Quand le Secrétaire à la défense américain Donald Rumsfeld évoqua dernièrement « la vieille Europe », il avait raison, mais pas comme il le pensait. L'Europe est en effet vieille, et vieillissante. À travers tout le continent, les enfants se font de plus en plus rares. Le taux de natalité (le nombre d'enfants par femme dans la population) est tombé à 1,2 % en Allemagne et en Italie. Le taux de natalité est encore plus bas en Espagne : c'est le plus faible d'Europe. La société espagnole est une société jeune encore, mais une société sans enfant est condamnée.

En revanche, le taux de natalité des États-Unis est de 2,4 et celui du Royaume-Uni est de 2,1. Ces différences sont extraordinaires, particulièrement à la lumière des politiques moins généreuses de congés de maternité qui ont cours aux États-Unis et au Royaume-Uni par rapport à l'Europe continentale. La France se distingue sur le continent avec un taux de natalité de 1,8, ce qui est probablement le résultat d'années de politiques familiales généreuses envers les familles nombreuses.

L'immigration est également un facteur important dans ces différences. Les taux de natalité plus élevés aux États-Unis, au Royaume-Uni et en France reflètent le grand nombre de familles immigrées de chaque pays.
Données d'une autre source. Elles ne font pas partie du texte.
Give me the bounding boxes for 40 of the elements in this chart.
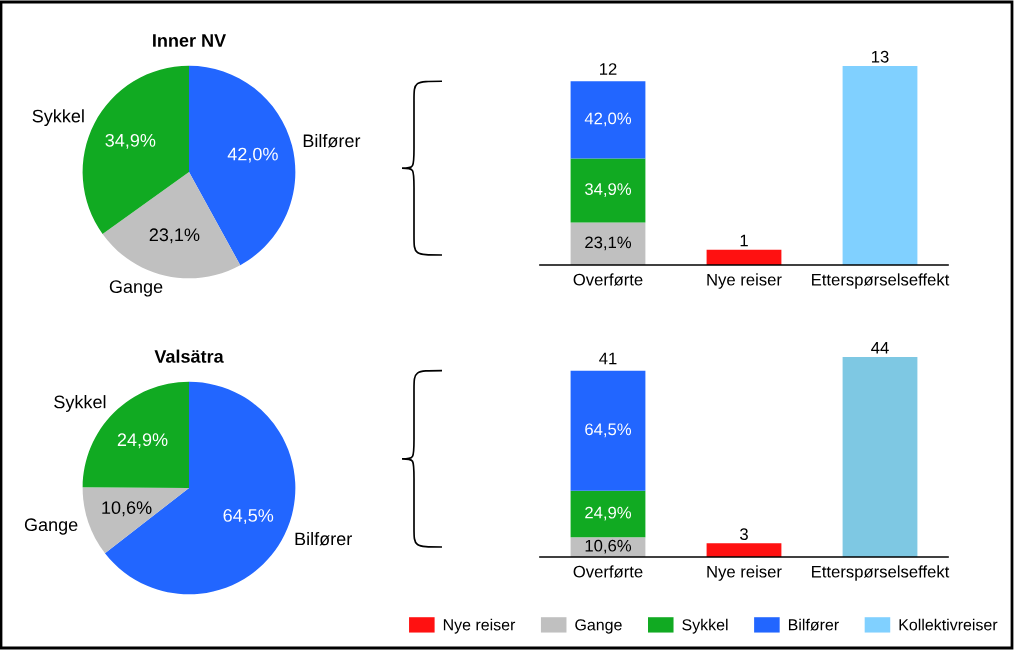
x-tick-label: Nye reiser [707, 565, 782, 581]
slice-label: Sykkel [54, 395, 106, 412]
annotation: 34,9% [585, 183, 632, 197]
pie-slice [82, 487, 189, 554]
data-label: 64,5% [223, 509, 274, 524]
annotation: 10,6% [585, 539, 632, 554]
x-tick-label: Etterspørselseffekt [812, 273, 950, 289]
annotation: 23,1% [585, 236, 632, 251]
data-label: 24,9% [117, 433, 168, 449]
chart-title: Valsätra [154, 349, 224, 363]
data-label: 10,6% [102, 501, 152, 517]
annotation: 64,5% [585, 423, 632, 438]
x-tick-label: Overførte [573, 273, 643, 286]
data-label: 44 [871, 342, 889, 354]
data-label: 13 [872, 50, 889, 63]
total-label: 41 [599, 352, 617, 365]
legend-label: Sykkel [682, 618, 728, 634]
x-tick-label: Etterspørselseffekt [812, 565, 950, 581]
legend-label: Nye reiser [443, 618, 516, 634]
slice-label: Bilfører [295, 531, 352, 546]
legend-label: Bilfører [788, 618, 839, 631]
slice-label: Bilfører [303, 133, 361, 148]
slice-label: Gange [24, 518, 78, 535]
data-label: 3 [740, 528, 748, 541]
annotation: 24,9% [585, 506, 632, 521]
data-label: 1 [740, 234, 748, 247]
pie-slice [104, 381, 296, 595]
data-label: 34,9% [105, 133, 156, 149]
slice-label: Gange [109, 280, 163, 297]
chart-title: Inner NV [153, 34, 226, 47]
x-tick-label: Nye reiser [707, 273, 782, 289]
legend-label: Gange [575, 619, 622, 634]
total-label: 12 [600, 63, 617, 75]
legend-label: Kollektivreiser [899, 618, 998, 631]
annotation: 42,0% [584, 112, 632, 127]
data-label: 23,1% [149, 228, 200, 244]
data-label: 42,0% [227, 147, 278, 163]
slice-label: Sykkel [32, 109, 84, 126]
pie-slice [102, 172, 241, 279]
x-tick-label: Overførte [573, 565, 643, 578]
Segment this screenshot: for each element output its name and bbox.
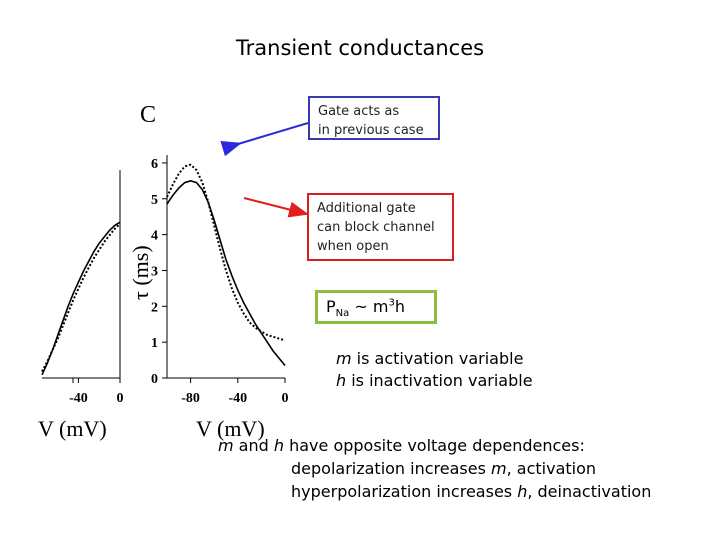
bottom-line-2: depolarization increases m, activation [218,457,651,480]
y-tick-label: 5 [151,193,158,208]
var-line: h is inactivation variable [336,370,533,392]
slide-title: Transient conductances [235,36,485,60]
right-tau-panel: C 0 1 2 3 4 5 6 -80 -40 0 τ (ms) V (mV) [128,102,289,441]
text: , activation [506,459,597,478]
x-tick-label: 0 [117,391,124,406]
formula-end: h [394,297,405,316]
sym-m: m [218,436,234,455]
y-tick-label: 0 [151,372,158,387]
x-tick-label: 0 [282,391,289,406]
left-tau-panel: -40 0 V (mV) [38,170,124,441]
x-tick-label: -40 [228,391,247,406]
text: have opposite voltage dependences: [284,436,585,455]
var-desc: is inactivation variable [346,371,533,390]
bottom-text: m and h have opposite voltage dependence… [218,434,651,503]
y-tick-label: 3 [151,264,158,279]
additional-note-line: Additional gate [317,201,416,216]
gate-note-box: Gate acts as in previous case [308,96,440,140]
formula-mid: ~ m [349,297,389,316]
formula-box: PNa ~ m3h [315,290,437,324]
text: depolarization increases [291,459,492,478]
y-tick-label: 6 [151,157,158,172]
gate-note-line: Gate acts as [318,104,400,119]
blue-arrow [220,122,309,157]
left-xlabel: V (mV) [38,416,107,441]
var-symbol: m [336,349,352,368]
right-ylabel: τ (ms) [128,245,153,300]
text: hyperpolarization increases [291,482,518,501]
sym-h: h [273,436,285,455]
text: , deinactivation [527,482,652,501]
red-arrow [243,197,309,218]
var-symbol: h [336,371,347,390]
text: and [233,436,274,455]
y-tick-label: 4 [151,229,158,244]
var-line: m is activation variable [336,348,533,370]
bottom-line-3: hyperpolarization increases h, deinactiv… [218,480,651,503]
dashed-tau-curve [41,223,121,372]
solid-tau-curve [41,221,121,376]
right-xlabel: V (mV) [196,416,265,441]
bottom-line-1: m and h have opposite voltage dependence… [218,434,651,457]
sym-h: h [517,482,528,501]
formula-sub: Na [335,308,350,320]
solid-tau-curve [166,179,286,367]
x-tick-label: -40 [69,391,88,406]
additional-gate-note-box: Additional gate can block channel when o… [307,193,454,261]
panel-label: C [140,102,156,128]
dashed-tau-curve [166,163,286,342]
var-desc: is activation variable [351,349,524,368]
additional-note-line: can block channel [317,220,435,235]
gate-note-line: in previous case [318,123,424,138]
y-tick-label: 2 [151,300,158,315]
formula-p: P [326,297,336,316]
x-tick-label: -80 [181,391,200,406]
variables-text: m is activation variable h is inactivati… [336,348,533,392]
y-tick-label: 1 [151,336,158,351]
formula-sup: 3 [388,297,395,309]
additional-note-line: when open [317,239,389,254]
sym-m: m [491,459,507,478]
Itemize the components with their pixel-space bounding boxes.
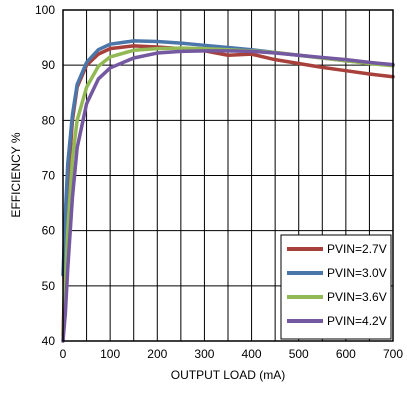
legend-label: PVIN=4.2V	[327, 314, 387, 328]
legend-label: PVIN=3.0V	[327, 266, 387, 280]
x-tick-label: 300	[194, 347, 214, 361]
series-lines	[61, 39, 395, 343]
x-tick-label: 600	[336, 347, 356, 361]
legend-label: PVIN=3.6V	[327, 290, 387, 304]
legend: PVIN=2.7V PVIN=3.0V PVIN=3.6V PVIN=4.2V	[280, 234, 392, 340]
x-tick-label: 100	[100, 347, 120, 361]
y-tick-label: 40	[42, 334, 56, 348]
x-tick-label: 500	[289, 347, 309, 361]
y-tick-label: 100	[35, 3, 55, 17]
y-tick-label: 60	[42, 224, 56, 238]
series-line	[61, 49, 395, 343]
plot-frame	[62, 9, 394, 342]
y-tick-label: 80	[42, 113, 56, 127]
x-tick-label: 0	[60, 347, 67, 361]
tick-labels: 0 100 200 300 400 500 600 700 40 50 60 70 80 90 100	[35, 3, 403, 361]
y-tick-label: 50	[42, 279, 56, 293]
legend-label: PVIN=2.7V	[327, 242, 387, 256]
y-axis-label: EFFICIENCY %	[9, 132, 23, 217]
y-tick-label: 70	[42, 169, 56, 183]
x-tick-label: 400	[242, 347, 262, 361]
y-tick-label: 90	[42, 58, 56, 72]
x-axis-label: OUTPUT LOAD (mA)	[171, 368, 285, 382]
x-tick-label: 700	[383, 347, 403, 361]
x-tick-label: 200	[147, 347, 167, 361]
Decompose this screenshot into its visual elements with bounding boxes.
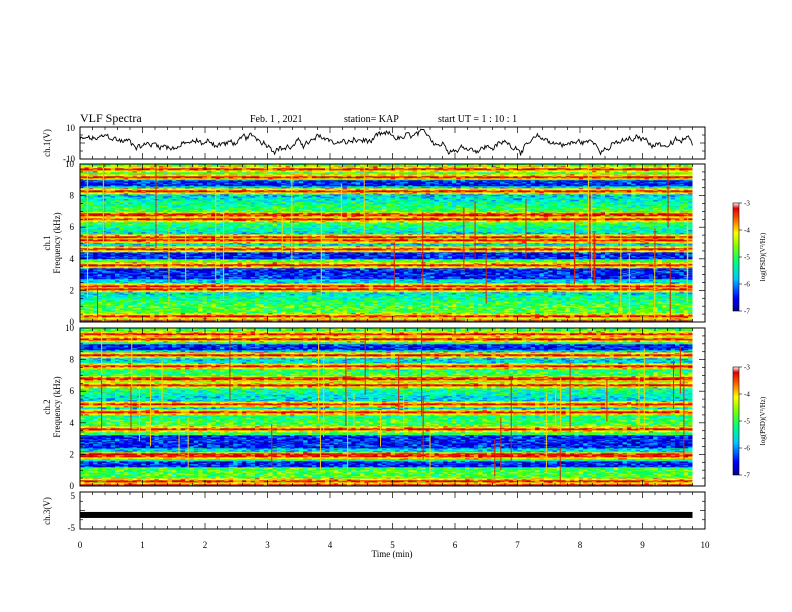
header-station: station= KAP [344,114,399,125]
ch1-waveform-line [80,129,693,155]
header-date: Feb. 1 , 2021 [250,114,303,125]
ch1-spectrogram-heatmap [80,164,705,322]
ch1-ytick-top: 10 [66,123,76,133]
vlf-figure: VLF Spectra Feb. 1 , 2021 station= KAP s… [0,0,792,612]
figure-title: VLF Spectra [80,111,142,125]
ch1-ylabel: ch.1(V) [42,129,52,157]
ch1-waveform-panel: 10 -10 ch.1(V) [42,123,705,164]
header-start-time: start UT = 1 : 10 : 1 [438,114,517,125]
Le taux de natalité chez les immigrés est habituellement plus élevé que chez les populations européennes ou nord-américaines. Pourtant, l'augmentation du nombre de travailleurs immigrés n'augmente pas nécessairement le taux de natalité. En Allemagne par exemple, il existe un grand nombre de travailleurs invités, mais ils sont peu à s'établir là avec leur famille, la plupart laisse leurs enfants dans leur pays d'origine.

La population vieillissante contribue au manque de performance économique européen. Les vieux ne travaillent pas, et un groupe de plus en plus petit (les jeunes en voie de disparition) est imposé pour les soutenir. En retour, les taux d'imposition élevés requis pour soutenir les populations âgées découragent les jeunes de travailler, créant un cercle vicieux : une imposition en constante augmentation pour une force de travail en voie de disparition, des taux de croissance en baisse et toujours moins de ressources disponibles pour soutenir ceux qui prennent leur retraite à 60 ans et vivent au delà de leur 90ème anniversaire.